The other implication of the Teno study is the emergence of two big patterns. One pattern for end of life care is ‘leave the hospital to get community-based care’; the other pattern is 'try everything and die in the ICU’. What is important about these two patterns is that they require very different kinds of care. Most patients in the first pattern have a growing awareness accompanied by stepwise adaptation and acceptance; most patients in the second pattern pursue continued or escalating opportunities for disease-modifying intervention until the last moment, when life-extending technology is withdrawn for an immanent death. Of course, these two patterns are caricatures, but the implications could influence how we design resources. Patients in the first pattern might benefit from more upstream psychological intervention, and their families need to learn how to manage death at home; whereas the second pattern need only a bit of upstream work, and their families need to learn how to be surrogates who can make decisions about life-extending technology. Is it time for us to be looking for these sorts of patterns? Could our analyses, like the international comparison in JAMA last year, be more pattern-centric and less resource-centric?

Because this data discloses your health status. Remember the story about the woman who began to get mailers from Target featuring baby products–before she knew she was pregnant? It’s happening on a vast scale. In a new report from Propublica and NPR: “[Data brokers] are tracking your race, education level, TV habits, marital status, net worth. They’re collecting what you post on social media, whether you’re behind on your bills, what you order online. Then they feed this information into complicated computer algorithms that spit out predictions about how much your health care could cost them.” Yikes.

In the discussions about shifting systems and providers towards value, the elephant in the room is administrative burden. Austin Frakt summarizes the costs of administrative overhead nicely in the New York Times–although the data he cites is quite old. My personal observation is that administrative costs have continued to increase. Lance Downing takes a provocative look at an unintended side effect of billing complexity in the Annals of Internal Medicine: physician notes in the US are about 400% longer than a comparison using physician notes from Canada, UK, UAE, Denmark, and Singapore [full article here].
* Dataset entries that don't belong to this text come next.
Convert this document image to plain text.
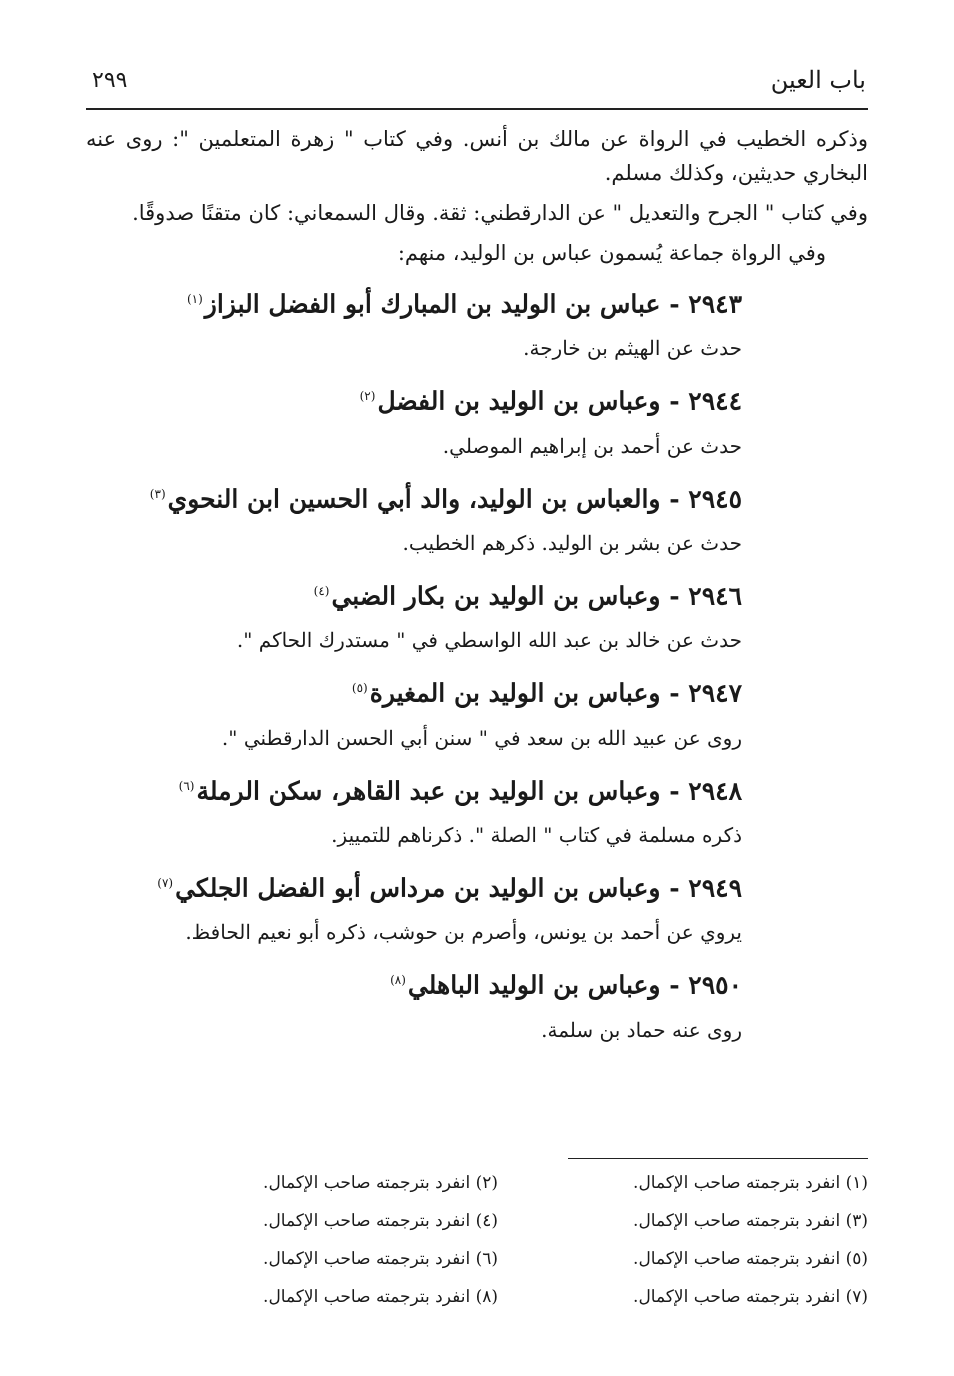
باب العين
٢٩٩

وذكره الخطيب في الرواة عن مالك بن أنس. وفي كتاب " زهرة المتعلمين ": روى عنه البخاري حديثين، وكذلك مسلم.

وفي كتاب " الجرح والتعديل " عن الدارقطني: ثقة. وقال السمعاني: كان متقنًا صدوقًا.

وفي الرواة جماعة يُسمون عباس بن الوليد، منهم:

٢٩٤٣ - عباس بن الوليد بن المبارك أبو الفضل البزاز$^{(١)}$
حدث عن الهيثم بن خارجة.
٢٩٤٤ - وعباس بن الوليد بن الفضل$^{(٢)}$
حدث عن أحمد بن إبراهيم الموصلي.
٢٩٤٥ - والعباس بن الوليد، والد أبي الحسين ابن النحوي$^{(٣)}$
حدث عن بشر بن الوليد. ذكرهم الخطيب.
٢٩٤٦ - وعباس بن الوليد بن بكار الضبي$^{(٤)}$
حدث عن خالد بن عبد الله الواسطي في " مستدرك الحاكم ".
٢٩٤٧ - وعباس بن الوليد بن المغيرة$^{(٥)}$
روى عن عبيد الله بن سعد في " سنن أبي الحسن الدارقطني ".
٢٩٤٨ - وعباس بن الوليد بن عبد القاهر، سكن الرملة$^{(٦)}$
ذكره مسلمة في كتاب " الصلة ". ذكرناهم للتمييز.
٢٩٤٩ - وعباس بن الوليد بن مرداس أبو الفضل الجلكي$^{(٧)}$
يروي عن أحمد بن يونس، وأصرم بن حوشب، ذكره أبو نعيم الحافظ.
٢٩٥٠ - وعباس بن الوليد الباهلي$^{(٨)}$
روى عنه حماد بن سلمة.
(١) انفرد بترجمته صاحب الإكمال.
(٢) انفرد بترجمته صاحب الإكمال.
(٣) انفرد بترجمته صاحب الإكمال.
(٤) انفرد بترجمته صاحب الإكمال.
(٥) انفرد بترجمته صاحب الإكمال.
(٦) انفرد بترجمته صاحب الإكمال.
(٧) انفرد بترجمته صاحب الإكمال.
(٨) انفرد بترجمته صاحب الإكمال.
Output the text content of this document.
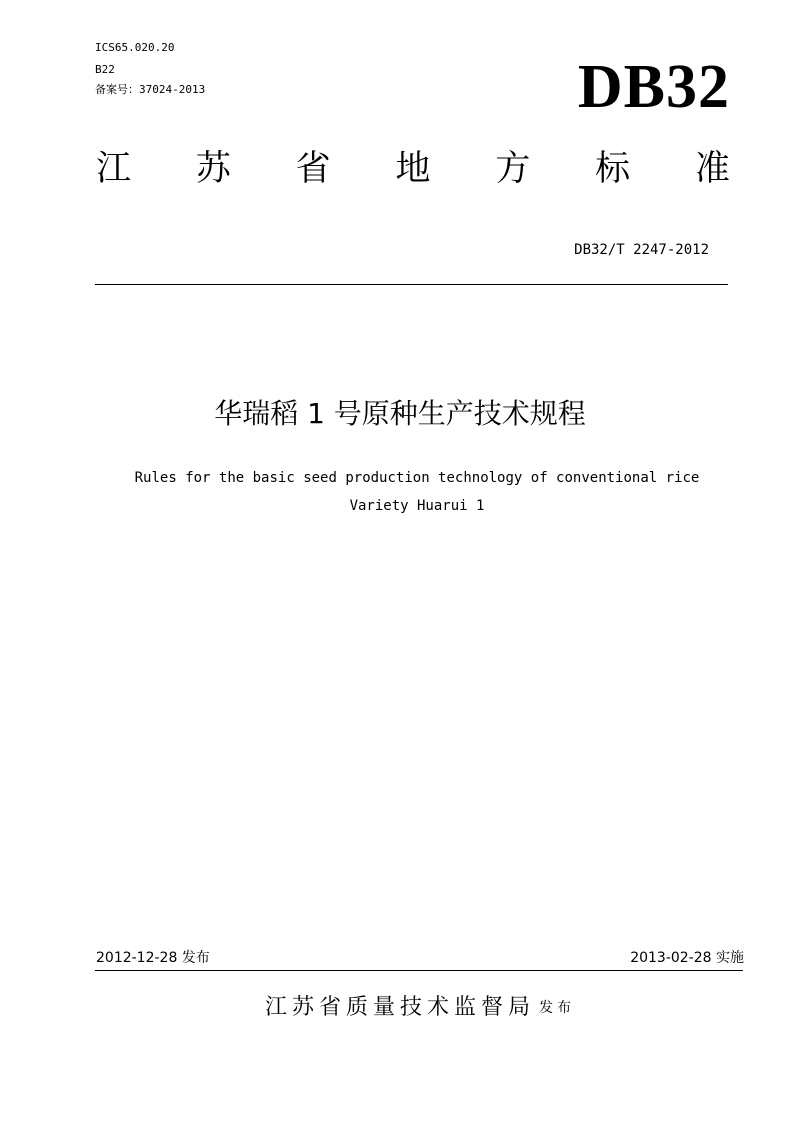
ICS65.020.20
B22
备案号：37024-2013	DB32
江 苏 省 地 方 标 准
DB32/T 2247-2012
华瑞稻 1 号原种生产技术规程
Rules for the basic seed production technology of conventional rice
Variety Huarui 1
2012-12-28 发布	2013-02-28 实施
江苏省质量技术监督局 发布
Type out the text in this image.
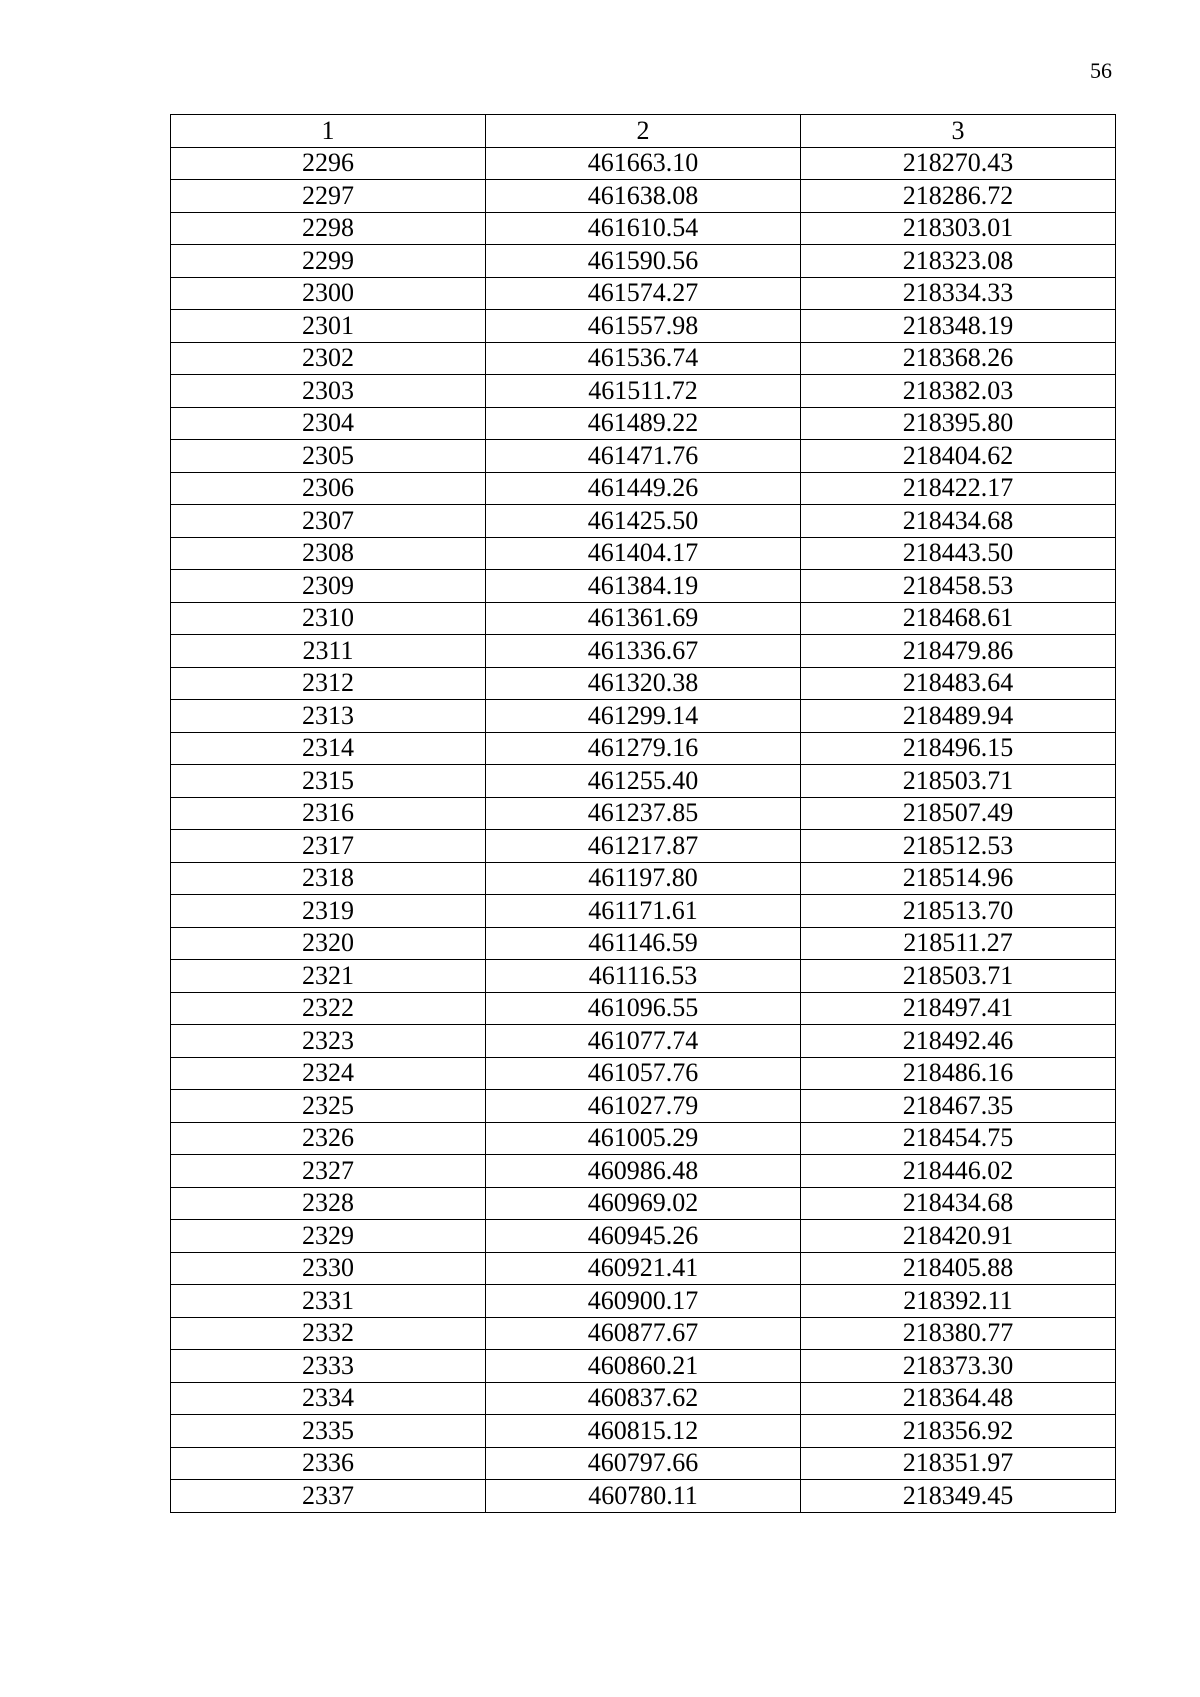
56
1	2	3
2296	461663.10	218270.43
2297	461638.08	218286.72
2298	461610.54	218303.01
2299	461590.56	218323.08
2300	461574.27	218334.33
2301	461557.98	218348.19
2302	461536.74	218368.26
2303	461511.72	218382.03
2304	461489.22	218395.80
2305	461471.76	218404.62
2306	461449.26	218422.17
2307	461425.50	218434.68
2308	461404.17	218443.50
2309	461384.19	218458.53
2310	461361.69	218468.61
2311	461336.67	218479.86
2312	461320.38	218483.64
2313	461299.14	218489.94
2314	461279.16	218496.15
2315	461255.40	218503.71
2316	461237.85	218507.49
2317	461217.87	218512.53
2318	461197.80	218514.96
2319	461171.61	218513.70
2320	461146.59	218511.27
2321	461116.53	218503.71
2322	461096.55	218497.41
2323	461077.74	218492.46
2324	461057.76	218486.16
2325	461027.79	218467.35
2326	461005.29	218454.75
2327	460986.48	218446.02
2328	460969.02	218434.68
2329	460945.26	218420.91
2330	460921.41	218405.88
2331	460900.17	218392.11
2332	460877.67	218380.77
2333	460860.21	218373.30
2334	460837.62	218364.48
2335	460815.12	218356.92
2336	460797.66	218351.97
2337	460780.11	218349.45
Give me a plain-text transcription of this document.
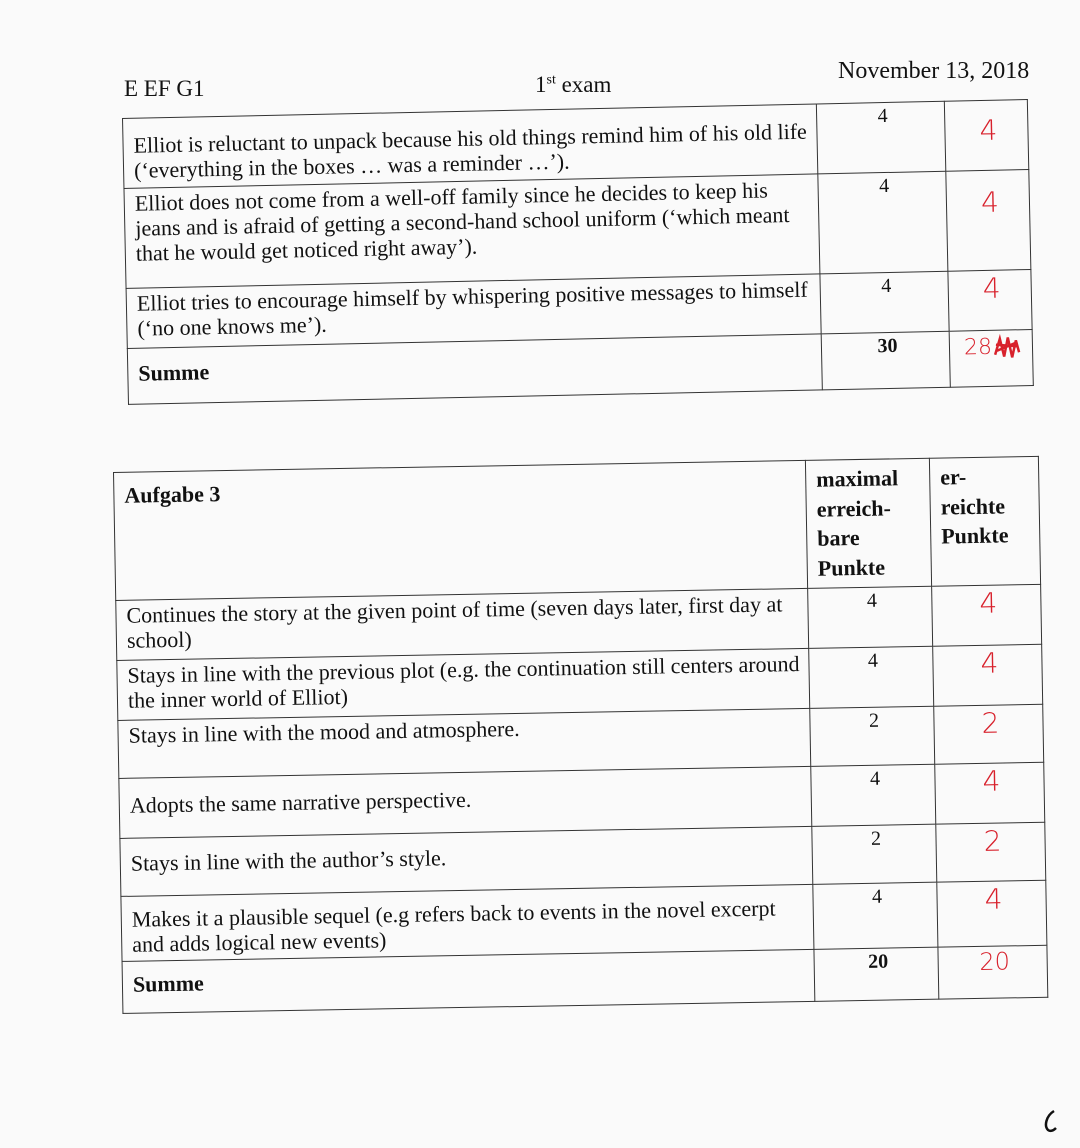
E EF G1	1st exam
November 13, 2018
Elliot is reluctant to unpack because his old things remind him of his old life (‘everything in the boxes … was a reminder …’).	4	4
Elliot does not come from a well-off family since he decides to keep his jeans and is afraid of getting a second-hand school uniform (‘which meant that he would get noticed right away’).	4	4
Elliot tries to encourage himself by whispering positive messages to himself (‘no one knows me’).	4	4
Summe	30	28
Aufgabe 3	maximal erreich- bare Punkte	er- reichte Punkte
Continues the story at the given point of time (seven days later, first day at school)	4	4
Stays in line with the previous plot (e.g. the continuation still centers around the inner world of Elliot)	4	4
Stays in line with the mood and atmosphere.	2	2
Adopts the same narrative perspective.	4	4
Stays in line with the author’s style.	2	2
Makes it a plausible sequel (e.g refers back to events in the novel excerpt and adds logical new events)	4	4
Summe	20	20
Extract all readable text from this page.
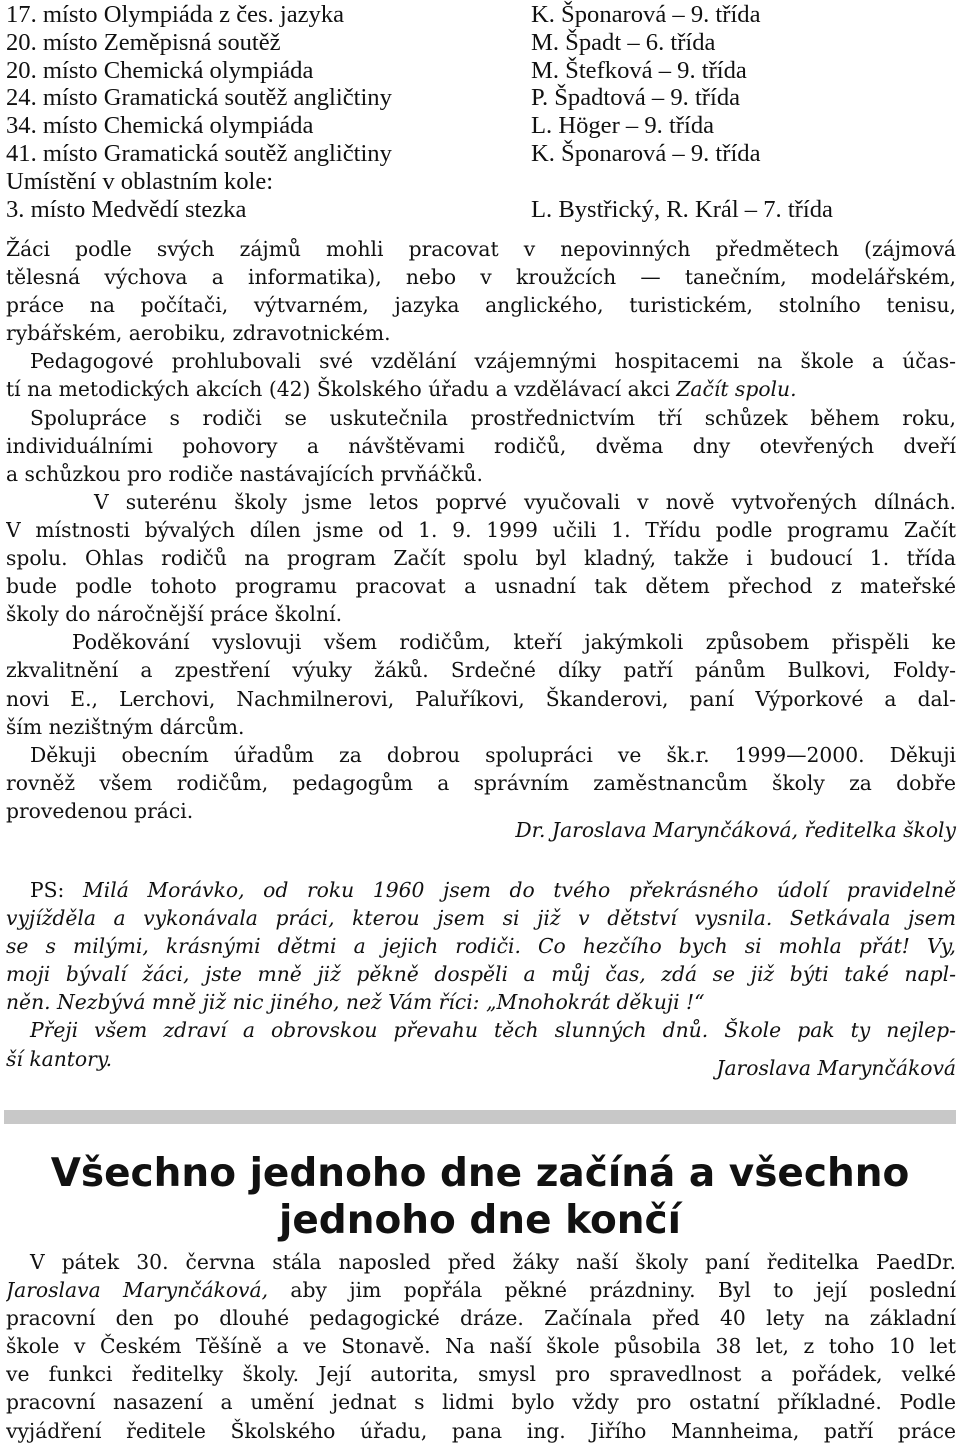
17. místo Olympiáda z čes. jazyka	K. Šponarová – 9. třída
20. místo Zeměpisná soutěž	M. Špadt – 6. třída
20. místo Chemická olympiáda	M. Štefková – 9. třída
24. místo Gramatická soutěž angličtiny	P. Špadtová – 9. třída
34. místo Chemická olympiáda	L. Höger – 9. třída
41. místo Gramatická soutěž angličtiny	K. Šponarová – 9. třída
Umístění v oblastním kole:
3. místo Medvědí stezka	L. Bystřický, R. Král – 7. třída
Žáci podle svých zájmů mohli pracovat v nepovinných předmětech (zájmová
tělesná výchova a informatika), nebo v kroužcích — tanečním, modelářském,
práce na počítači, výtvarném, jazyka anglického, turistickém, stolního tenisu,
rybářském, aerobiku, zdravotnickém.
Pedagogové prohlubovali své vzdělání vzájemnými hospitacemi na škole a účas-
tí na metodických akcích (42) Školského úřadu a vzdělávací akci Začít spolu.
Spolupráce s rodiči se uskutečnila prostřednictvím tří schůzek během roku,
individuálními pohovory a návštěvami rodičů, dvěma dny otevřených dveří
a schůzkou pro rodiče nastávajících prvňáčků.
V suterénu školy jsme letos poprvé vyučovali v nově vytvořených dílnách.
V místnosti bývalých dílen jsme od 1. 9. 1999 učili 1. Třídu podle programu Začít
spolu. Ohlas rodičů na program Začít spolu byl kladný, takže i budoucí 1. třída
bude podle tohoto programu pracovat a usnadní tak dětem přechod z mateřské
školy do náročnější práce školní.
Poděkování vyslovuji všem rodičům, kteří jakýmkoli způsobem přispěli ke
zkvalitnění a zpestření výuky žáků. Srdečné díky patří pánům Bulkovi, Foldy-
novi E., Lerchovi, Nachmilnerovi, Paluříkovi, Škanderovi, paní Výporkové a dal-
ším nezištným dárcům.
Děkuji obecním úřadům za dobrou spolupráci ve šk.r. 1999—2000. Děkuji
rovněž všem rodičům, pedagogům a správním zaměstnancům školy za dobře
provedenou práci.
Dr. Jaroslava Marynčáková, ředitelka školy
PS: Milá Morávko, od roku 1960 jsem do tvého překrásného údolí pravidelně
vyjížděla a vykonávala práci, kterou jsem si již v dětství vysnila. Setkávala jsem
se s milými, krásnými dětmi a jejich rodiči. Co hezčího bych si mohla přát! Vy,
moji bývalí žáci, jste mně již pěkně dospěli a můj čas, zdá se již býti také napl-
něn. Nezbývá mně již nic jiného, než Vám říci: „Mnohokrát děkuji !“
Přeji všem zdraví a obrovskou převahu těch slunných dnů. Škole pak ty nejlep-
ší kantory.	Jaroslava Marynčáková
Všechno jednoho dne začíná a všechno
jednoho dne končí
V pátek 30. června stála naposled před žáky naší školy paní ředitelka PaedDr.
Jaroslava Marynčáková, aby jim popřála pěkné prázdniny. Byl to její poslední
pracovní den po dlouhé pedagogické dráze. Začínala před 40 lety na základní
škole v Českém Těšíně a ve Stonavě. Na naší škole působila 38 let, z toho 10 let
ve funkci ředitelky školy. Její autorita, smysl pro spravedlnost a pořádek, velké
pracovní nasazení a umění jednat s lidmi bylo vždy pro ostatní příkladné. Podle
vyjádření ředitele Školského úřadu, pana ing. Jiřího Mannheima, patří práce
Of course, as clinicians document an increasing number of data points, often by checkbox, more administrative staff are needed to make sense of the data and report it. But the bigger issue for me is that as documentation length increases because of administrative needs, the content of the notes has decreased. We may have moved into a digital age for billing, but clinical care has actually regressed to an oral era: you have to talk to the patient’s physician to figure out what’s really going on because the progress note doesn’t tell you.

An instructive, if dry, review of strategies used across a variety of high-cost users written by a group from McMaster University provides a nice overview of interventions attempted to date. The thing that really stood out for me? “[An] RCT compared a housing first with a treatment then housing approach in more than 2,000 homeless individuals with severe mental illness in 5 Canadian cities.33 Every $10 invested in supportive housing resulted in average savings of $21.72 in healthcare use and community support services.” Maybe some of the $ we’re spending on administrative costs in the US would do more good directed to other places in the care ecosystem. [full article here]

Susannah Fox has long advocated for the importance of peer to peer networks–her latest blog points to Esther Perel, a psychotherapist whose podcasts have a big following. So it’s especially interesting that they’re converging on this peer thing–could it be the public activation lever that we’ve been looking for? The Boston Globe just featured our friends at the Conversation Project about their work with Chinese elders–not yet what Perel and Fox mean, but getting there… Fox is worth following–her last gig was Chief Technology Officer for HHS, and that was an outlier in her career.

This newsletter is made possible by the John A. Hartford Foundation. But the opinions, views and recommendations are mine alone. Thanks this week to Kate DeBartolo and Joan Teno.

I’m a little late this week because of jet lag–got back from Prague, where I was teaching a terrific group of PC physicians with Bob Arnold.